Noem’s gubernatorial challenger, Democratic state Rep. Jamie Smith, attacked the issue Tuesday and called on Attorney General Mark Vargo to resign and appoint a special prosecutor.
Vargo played a prominent role in the conflict between Noem and Ravnsborg earlier this year, leading the impeachment trial against Ravnsborg in the Senate for his actions and recording the 2020 crash that killed a pedestrian. After senators impeached Ravensburg on charges including one alleging he misled investigators and removed him from office, Noem — who had pushed for impeachment — named Vargo as interim attorney general.
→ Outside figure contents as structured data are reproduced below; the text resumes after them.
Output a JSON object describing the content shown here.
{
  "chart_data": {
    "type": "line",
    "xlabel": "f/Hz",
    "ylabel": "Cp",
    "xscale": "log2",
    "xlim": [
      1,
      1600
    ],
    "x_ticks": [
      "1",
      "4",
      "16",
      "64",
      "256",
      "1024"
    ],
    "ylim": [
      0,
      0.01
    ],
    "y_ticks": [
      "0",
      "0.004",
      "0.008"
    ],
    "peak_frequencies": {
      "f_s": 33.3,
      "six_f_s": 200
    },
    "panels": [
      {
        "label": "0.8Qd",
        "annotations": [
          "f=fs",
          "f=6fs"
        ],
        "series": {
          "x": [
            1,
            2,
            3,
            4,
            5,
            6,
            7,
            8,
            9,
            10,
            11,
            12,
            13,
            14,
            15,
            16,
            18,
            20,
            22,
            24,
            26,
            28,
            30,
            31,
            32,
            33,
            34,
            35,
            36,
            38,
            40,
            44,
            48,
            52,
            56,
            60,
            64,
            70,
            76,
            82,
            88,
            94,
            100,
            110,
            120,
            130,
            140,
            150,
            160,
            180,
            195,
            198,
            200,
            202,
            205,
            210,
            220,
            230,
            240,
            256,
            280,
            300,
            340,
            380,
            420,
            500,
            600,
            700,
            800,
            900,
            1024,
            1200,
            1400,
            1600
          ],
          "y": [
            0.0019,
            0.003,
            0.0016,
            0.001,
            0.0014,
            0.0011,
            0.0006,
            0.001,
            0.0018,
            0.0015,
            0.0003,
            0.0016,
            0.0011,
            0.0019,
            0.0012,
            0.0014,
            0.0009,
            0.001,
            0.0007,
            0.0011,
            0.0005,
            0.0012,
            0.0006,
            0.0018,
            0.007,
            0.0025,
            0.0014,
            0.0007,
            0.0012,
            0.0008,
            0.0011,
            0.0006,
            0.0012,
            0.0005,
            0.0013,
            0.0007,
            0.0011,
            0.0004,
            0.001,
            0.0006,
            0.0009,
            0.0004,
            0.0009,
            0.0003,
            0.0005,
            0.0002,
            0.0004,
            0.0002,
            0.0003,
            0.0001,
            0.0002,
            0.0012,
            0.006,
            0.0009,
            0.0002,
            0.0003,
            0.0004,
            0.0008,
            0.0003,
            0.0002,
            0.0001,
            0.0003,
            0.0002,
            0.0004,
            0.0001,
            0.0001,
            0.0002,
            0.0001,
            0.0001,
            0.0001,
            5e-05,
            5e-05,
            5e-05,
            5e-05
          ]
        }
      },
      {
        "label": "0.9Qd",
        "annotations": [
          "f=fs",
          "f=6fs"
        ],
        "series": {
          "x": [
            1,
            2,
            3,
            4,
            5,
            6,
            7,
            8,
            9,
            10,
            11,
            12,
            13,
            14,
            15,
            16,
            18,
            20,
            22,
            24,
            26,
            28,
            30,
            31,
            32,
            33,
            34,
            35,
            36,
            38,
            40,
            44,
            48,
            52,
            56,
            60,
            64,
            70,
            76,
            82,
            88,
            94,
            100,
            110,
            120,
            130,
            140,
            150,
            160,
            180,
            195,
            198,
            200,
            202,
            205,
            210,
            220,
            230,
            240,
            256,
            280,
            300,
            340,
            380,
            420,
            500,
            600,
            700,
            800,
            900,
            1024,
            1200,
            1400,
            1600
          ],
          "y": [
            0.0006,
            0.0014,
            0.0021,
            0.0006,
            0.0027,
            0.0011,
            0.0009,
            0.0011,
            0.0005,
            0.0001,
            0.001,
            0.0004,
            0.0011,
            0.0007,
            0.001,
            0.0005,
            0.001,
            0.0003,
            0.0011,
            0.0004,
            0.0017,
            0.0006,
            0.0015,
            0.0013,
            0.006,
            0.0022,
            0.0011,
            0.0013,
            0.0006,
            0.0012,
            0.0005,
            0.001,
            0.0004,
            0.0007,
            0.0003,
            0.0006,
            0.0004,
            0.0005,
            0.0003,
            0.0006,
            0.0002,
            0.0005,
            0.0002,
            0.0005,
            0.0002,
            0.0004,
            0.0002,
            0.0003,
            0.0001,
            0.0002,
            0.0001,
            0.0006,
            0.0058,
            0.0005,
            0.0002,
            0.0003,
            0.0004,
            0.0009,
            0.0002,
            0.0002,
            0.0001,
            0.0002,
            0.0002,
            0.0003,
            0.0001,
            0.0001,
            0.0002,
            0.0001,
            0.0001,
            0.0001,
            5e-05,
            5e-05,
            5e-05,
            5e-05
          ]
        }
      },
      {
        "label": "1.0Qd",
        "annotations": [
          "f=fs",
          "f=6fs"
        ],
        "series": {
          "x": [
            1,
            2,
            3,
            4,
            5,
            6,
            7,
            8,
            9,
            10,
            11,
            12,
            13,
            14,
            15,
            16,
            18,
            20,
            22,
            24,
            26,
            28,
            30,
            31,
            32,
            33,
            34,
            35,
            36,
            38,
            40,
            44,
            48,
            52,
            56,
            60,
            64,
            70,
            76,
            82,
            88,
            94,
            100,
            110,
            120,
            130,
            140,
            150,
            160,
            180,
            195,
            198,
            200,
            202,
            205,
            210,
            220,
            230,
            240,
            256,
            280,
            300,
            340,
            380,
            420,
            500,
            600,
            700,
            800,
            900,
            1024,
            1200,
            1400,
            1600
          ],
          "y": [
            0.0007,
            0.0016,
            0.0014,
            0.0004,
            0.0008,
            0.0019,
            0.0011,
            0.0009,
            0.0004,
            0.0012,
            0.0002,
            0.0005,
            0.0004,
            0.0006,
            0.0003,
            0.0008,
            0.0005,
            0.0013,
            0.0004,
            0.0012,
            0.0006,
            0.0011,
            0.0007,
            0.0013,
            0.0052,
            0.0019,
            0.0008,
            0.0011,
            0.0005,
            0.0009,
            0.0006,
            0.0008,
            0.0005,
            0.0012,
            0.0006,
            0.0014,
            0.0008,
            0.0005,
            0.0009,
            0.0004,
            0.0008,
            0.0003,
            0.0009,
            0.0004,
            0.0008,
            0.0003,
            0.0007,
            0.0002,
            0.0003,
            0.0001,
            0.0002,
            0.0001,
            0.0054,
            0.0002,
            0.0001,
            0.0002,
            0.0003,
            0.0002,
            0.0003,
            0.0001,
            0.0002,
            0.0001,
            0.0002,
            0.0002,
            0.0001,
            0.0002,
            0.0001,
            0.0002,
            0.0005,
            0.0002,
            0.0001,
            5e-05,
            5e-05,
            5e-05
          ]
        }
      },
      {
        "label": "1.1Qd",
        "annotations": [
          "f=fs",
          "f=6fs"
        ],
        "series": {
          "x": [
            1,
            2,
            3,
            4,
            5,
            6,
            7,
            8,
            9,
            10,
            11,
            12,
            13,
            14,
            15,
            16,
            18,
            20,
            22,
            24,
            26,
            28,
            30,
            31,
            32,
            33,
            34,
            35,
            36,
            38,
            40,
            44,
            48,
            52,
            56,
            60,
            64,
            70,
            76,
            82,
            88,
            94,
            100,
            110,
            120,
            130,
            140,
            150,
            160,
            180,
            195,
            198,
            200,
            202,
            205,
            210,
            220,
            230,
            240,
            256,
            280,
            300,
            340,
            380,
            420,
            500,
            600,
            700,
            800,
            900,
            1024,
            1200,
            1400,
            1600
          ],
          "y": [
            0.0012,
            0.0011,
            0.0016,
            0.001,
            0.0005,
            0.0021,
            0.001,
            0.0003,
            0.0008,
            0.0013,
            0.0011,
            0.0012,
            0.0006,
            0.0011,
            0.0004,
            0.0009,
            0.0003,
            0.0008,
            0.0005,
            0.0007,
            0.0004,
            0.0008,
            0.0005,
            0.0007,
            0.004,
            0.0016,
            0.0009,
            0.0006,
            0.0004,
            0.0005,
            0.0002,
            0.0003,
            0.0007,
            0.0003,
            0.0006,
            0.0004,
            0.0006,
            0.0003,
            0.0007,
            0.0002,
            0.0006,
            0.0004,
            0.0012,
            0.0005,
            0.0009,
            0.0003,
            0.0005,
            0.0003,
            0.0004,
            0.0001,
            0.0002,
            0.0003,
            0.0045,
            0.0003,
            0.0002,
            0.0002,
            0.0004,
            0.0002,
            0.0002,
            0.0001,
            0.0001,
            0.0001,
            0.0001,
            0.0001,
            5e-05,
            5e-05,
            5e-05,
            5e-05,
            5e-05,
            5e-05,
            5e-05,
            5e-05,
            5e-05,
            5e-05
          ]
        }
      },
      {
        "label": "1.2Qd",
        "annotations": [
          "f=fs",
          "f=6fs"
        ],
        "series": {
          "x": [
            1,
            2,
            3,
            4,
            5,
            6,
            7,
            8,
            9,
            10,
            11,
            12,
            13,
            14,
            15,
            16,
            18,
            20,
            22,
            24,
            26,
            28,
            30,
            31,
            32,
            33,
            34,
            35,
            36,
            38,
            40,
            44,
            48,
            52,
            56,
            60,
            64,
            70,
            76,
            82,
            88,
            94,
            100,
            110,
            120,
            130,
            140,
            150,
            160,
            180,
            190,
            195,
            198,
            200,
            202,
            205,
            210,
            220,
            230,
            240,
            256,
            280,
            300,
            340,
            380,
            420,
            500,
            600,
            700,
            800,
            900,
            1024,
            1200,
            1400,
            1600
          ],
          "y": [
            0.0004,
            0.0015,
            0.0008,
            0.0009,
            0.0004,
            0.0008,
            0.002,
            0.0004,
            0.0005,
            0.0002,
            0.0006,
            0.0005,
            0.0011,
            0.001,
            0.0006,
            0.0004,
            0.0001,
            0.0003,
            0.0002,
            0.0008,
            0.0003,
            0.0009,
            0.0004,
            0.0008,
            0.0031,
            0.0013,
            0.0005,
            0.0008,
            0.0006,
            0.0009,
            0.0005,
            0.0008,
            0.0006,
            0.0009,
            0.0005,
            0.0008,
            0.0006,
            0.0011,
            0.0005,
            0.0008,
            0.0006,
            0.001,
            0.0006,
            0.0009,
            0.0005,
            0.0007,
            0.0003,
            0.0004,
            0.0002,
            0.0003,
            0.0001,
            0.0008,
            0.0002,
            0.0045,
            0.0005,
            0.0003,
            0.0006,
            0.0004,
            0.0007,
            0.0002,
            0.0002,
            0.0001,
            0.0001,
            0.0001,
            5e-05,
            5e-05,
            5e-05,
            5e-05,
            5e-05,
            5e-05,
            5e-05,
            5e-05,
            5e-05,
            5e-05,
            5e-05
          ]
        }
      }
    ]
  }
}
Vargo said this week that he had not made a decision on whether to recuse himself from the investigation into the government planes, although he issued a statement saying any investigation would remain confidential.
Pelissero, the ethics expert, agreed, saying there was already a perception of a clear conflict of interest. And David Cleveland, a professor at the University of Minnesota Law School who specializes in legal ethics, cited rules of professional conduct that bar lawyers from cases where they have a conflict of interest or personal gain.
Even some Republican lawmakers said Vargo should resign.
“I personally think it’s only appropriate for him to resign immediately and appoint a special counsel,” said Republican Rep. Scott Odenback. “So that there is continued faith and trust in the process that you will be held accountable regardless of who you are.”